University of Birmingham
Thursday 9 November 2017 (16:15-17:45)

Places may be booked by emailing Helen Harris

The Exempt Accommodation Sector in Birmingham- what is it, who lives there and how can they be engaged in its improvement?

Speaker: Thea Raisbeck, HCRG Honorary Research Associate


Birmingham has an unusually high concentration of private sector houses of multiple occupation (HMOs) operating under the 'exempt' provisions of Housing Benefit and, latterly, Universal Credit regulations. This accommodation is 'direct access', transitional in nature, and largely occupied by single homeless people; many with multiple or complex needs. The homeless charity Crisis, alongside local partners, have identified a significant number of issues with this type of provision, including an absence of agreed or enforceable standards; varying and sometimes detrimental levels of support and supervision; the risk of entrenchment and the absence of resident choice and control.

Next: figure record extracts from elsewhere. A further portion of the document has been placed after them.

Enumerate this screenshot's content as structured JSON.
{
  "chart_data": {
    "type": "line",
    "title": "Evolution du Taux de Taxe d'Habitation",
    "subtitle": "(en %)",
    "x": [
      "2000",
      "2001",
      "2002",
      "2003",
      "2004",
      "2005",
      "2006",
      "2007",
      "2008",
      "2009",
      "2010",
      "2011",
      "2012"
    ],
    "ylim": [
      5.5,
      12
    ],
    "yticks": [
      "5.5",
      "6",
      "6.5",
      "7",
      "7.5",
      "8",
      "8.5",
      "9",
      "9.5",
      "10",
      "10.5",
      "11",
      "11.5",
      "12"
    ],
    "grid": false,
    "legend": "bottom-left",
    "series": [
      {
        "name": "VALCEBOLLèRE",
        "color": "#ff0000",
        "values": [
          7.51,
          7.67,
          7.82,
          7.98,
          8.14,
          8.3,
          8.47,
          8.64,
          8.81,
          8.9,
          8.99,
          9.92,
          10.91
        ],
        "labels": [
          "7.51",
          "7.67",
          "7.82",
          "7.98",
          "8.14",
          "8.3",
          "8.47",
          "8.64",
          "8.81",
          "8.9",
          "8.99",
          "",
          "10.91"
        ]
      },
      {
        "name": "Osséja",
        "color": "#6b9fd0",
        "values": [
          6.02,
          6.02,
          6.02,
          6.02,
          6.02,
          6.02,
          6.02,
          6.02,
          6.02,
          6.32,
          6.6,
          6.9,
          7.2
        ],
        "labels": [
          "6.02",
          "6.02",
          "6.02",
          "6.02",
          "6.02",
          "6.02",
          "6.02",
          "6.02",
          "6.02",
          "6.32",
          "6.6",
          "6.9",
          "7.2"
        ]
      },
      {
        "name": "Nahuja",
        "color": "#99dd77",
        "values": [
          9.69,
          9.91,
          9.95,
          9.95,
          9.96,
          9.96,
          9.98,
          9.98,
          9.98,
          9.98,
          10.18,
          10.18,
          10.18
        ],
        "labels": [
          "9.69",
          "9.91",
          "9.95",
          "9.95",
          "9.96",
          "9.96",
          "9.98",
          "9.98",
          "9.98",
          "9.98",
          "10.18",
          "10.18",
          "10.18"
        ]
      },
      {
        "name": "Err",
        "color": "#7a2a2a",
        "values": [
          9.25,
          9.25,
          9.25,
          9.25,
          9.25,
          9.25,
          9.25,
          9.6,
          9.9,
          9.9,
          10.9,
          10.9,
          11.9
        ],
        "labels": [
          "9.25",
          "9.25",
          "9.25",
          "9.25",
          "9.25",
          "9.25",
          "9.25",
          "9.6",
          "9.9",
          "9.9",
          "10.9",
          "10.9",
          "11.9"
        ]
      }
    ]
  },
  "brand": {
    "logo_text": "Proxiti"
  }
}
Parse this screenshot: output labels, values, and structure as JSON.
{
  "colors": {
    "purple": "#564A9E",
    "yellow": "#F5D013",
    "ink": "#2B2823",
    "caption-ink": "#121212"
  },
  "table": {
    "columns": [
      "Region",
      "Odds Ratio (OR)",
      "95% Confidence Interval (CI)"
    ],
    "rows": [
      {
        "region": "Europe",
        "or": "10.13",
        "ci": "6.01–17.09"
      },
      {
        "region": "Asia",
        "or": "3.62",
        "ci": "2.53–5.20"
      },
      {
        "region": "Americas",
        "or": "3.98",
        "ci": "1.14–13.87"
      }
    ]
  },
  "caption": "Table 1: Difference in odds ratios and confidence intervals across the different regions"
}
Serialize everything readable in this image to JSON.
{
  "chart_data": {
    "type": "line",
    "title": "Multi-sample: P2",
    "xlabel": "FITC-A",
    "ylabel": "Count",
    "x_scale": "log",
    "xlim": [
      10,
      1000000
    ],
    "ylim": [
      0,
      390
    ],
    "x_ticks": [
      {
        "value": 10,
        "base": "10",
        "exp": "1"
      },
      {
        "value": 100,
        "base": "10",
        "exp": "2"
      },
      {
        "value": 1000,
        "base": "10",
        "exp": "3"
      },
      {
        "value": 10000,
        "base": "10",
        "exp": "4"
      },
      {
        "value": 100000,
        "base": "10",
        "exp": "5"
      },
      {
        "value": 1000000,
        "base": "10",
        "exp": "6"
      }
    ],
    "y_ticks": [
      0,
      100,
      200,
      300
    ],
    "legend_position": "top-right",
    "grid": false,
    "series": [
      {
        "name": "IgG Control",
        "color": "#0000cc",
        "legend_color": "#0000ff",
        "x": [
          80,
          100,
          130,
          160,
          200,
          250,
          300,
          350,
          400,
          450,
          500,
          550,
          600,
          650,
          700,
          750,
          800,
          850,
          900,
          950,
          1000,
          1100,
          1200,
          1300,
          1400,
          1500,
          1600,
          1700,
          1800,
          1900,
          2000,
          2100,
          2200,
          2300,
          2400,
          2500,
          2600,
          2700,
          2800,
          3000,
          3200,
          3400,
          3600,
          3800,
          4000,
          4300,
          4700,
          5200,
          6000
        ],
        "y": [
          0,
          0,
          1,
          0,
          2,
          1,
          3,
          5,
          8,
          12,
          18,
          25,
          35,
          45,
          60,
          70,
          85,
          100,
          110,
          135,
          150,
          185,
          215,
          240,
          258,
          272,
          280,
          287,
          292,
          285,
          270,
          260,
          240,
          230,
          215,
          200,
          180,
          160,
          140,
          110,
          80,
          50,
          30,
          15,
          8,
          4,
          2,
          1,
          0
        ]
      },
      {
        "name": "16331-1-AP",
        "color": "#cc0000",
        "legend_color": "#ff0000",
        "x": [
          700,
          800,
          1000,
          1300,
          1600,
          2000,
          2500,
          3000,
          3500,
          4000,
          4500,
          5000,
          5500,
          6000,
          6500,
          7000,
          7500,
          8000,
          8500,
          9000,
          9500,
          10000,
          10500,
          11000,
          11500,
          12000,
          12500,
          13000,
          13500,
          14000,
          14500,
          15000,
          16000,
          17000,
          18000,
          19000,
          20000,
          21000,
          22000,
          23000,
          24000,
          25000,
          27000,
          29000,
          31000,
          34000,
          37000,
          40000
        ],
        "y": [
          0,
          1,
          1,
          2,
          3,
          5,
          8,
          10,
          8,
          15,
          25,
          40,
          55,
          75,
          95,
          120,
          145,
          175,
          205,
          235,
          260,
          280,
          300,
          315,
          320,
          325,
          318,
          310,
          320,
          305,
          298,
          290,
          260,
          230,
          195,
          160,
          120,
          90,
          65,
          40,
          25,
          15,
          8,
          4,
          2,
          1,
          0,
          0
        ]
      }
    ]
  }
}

Residents and landlords of this type of, largely non-commissioned, accommodation are a hidden, and thus vastly under-researched, group. Qualitative and peer-led research and capacity-building is required in order to embed and promote good practice, and to ensure referral pathways and avenues of support and redress cohere with, and are tailored by, resident experience and knowledge. Such work will form the core of an ongoing collaborative, cross-sector response to 'exempt' accommodation, which will aid and inform the transition to a devolved funding regime for supported housing, planned for implementation in April 2019.

This seminar will examine the background, rationale and work-streams of this 'exempt' accommodation project in detail and make the case for its wider relevance to research and policy issues around shared living for homeless and other vulnerable groups.


Thea is a housing specialist for the national homeless charity, Crisis, and has over ten years' experience working within Third Sector housing and homelessness projects.

She has a BA (English) and an MA (Social Policy) from the University of Birmingham and is currently an Honorary Research Associate within the Housing and Communities Research Group. Thea combines frontline and practitioner experience with her research and campaigning interests and believes strongly that those adversely affected by social policies must be involved in any attempts to reform or improve them. She is currently working on a collaborative, cross-sector project to address the problems inherent to supported 'exempt' accommodation within Birmingham.

Thea is also a trustee for a charity supporting women and girls at risk of sexual exploitation and is involved in various campaigning and activist groups, with particular interests in domestic abuse, homelessness, social housing and refugee and migrant rights.  


4.15 Introduction and Welcome: David Mullins 

4.20 Presentation: Thea Raisbeck 

5.00 Questions and Discussion 

5.45 Seminar Concludes, networking continues in Staff House Bar

 This Housing and Communities Research Network seminar is free and all are welcome to attend.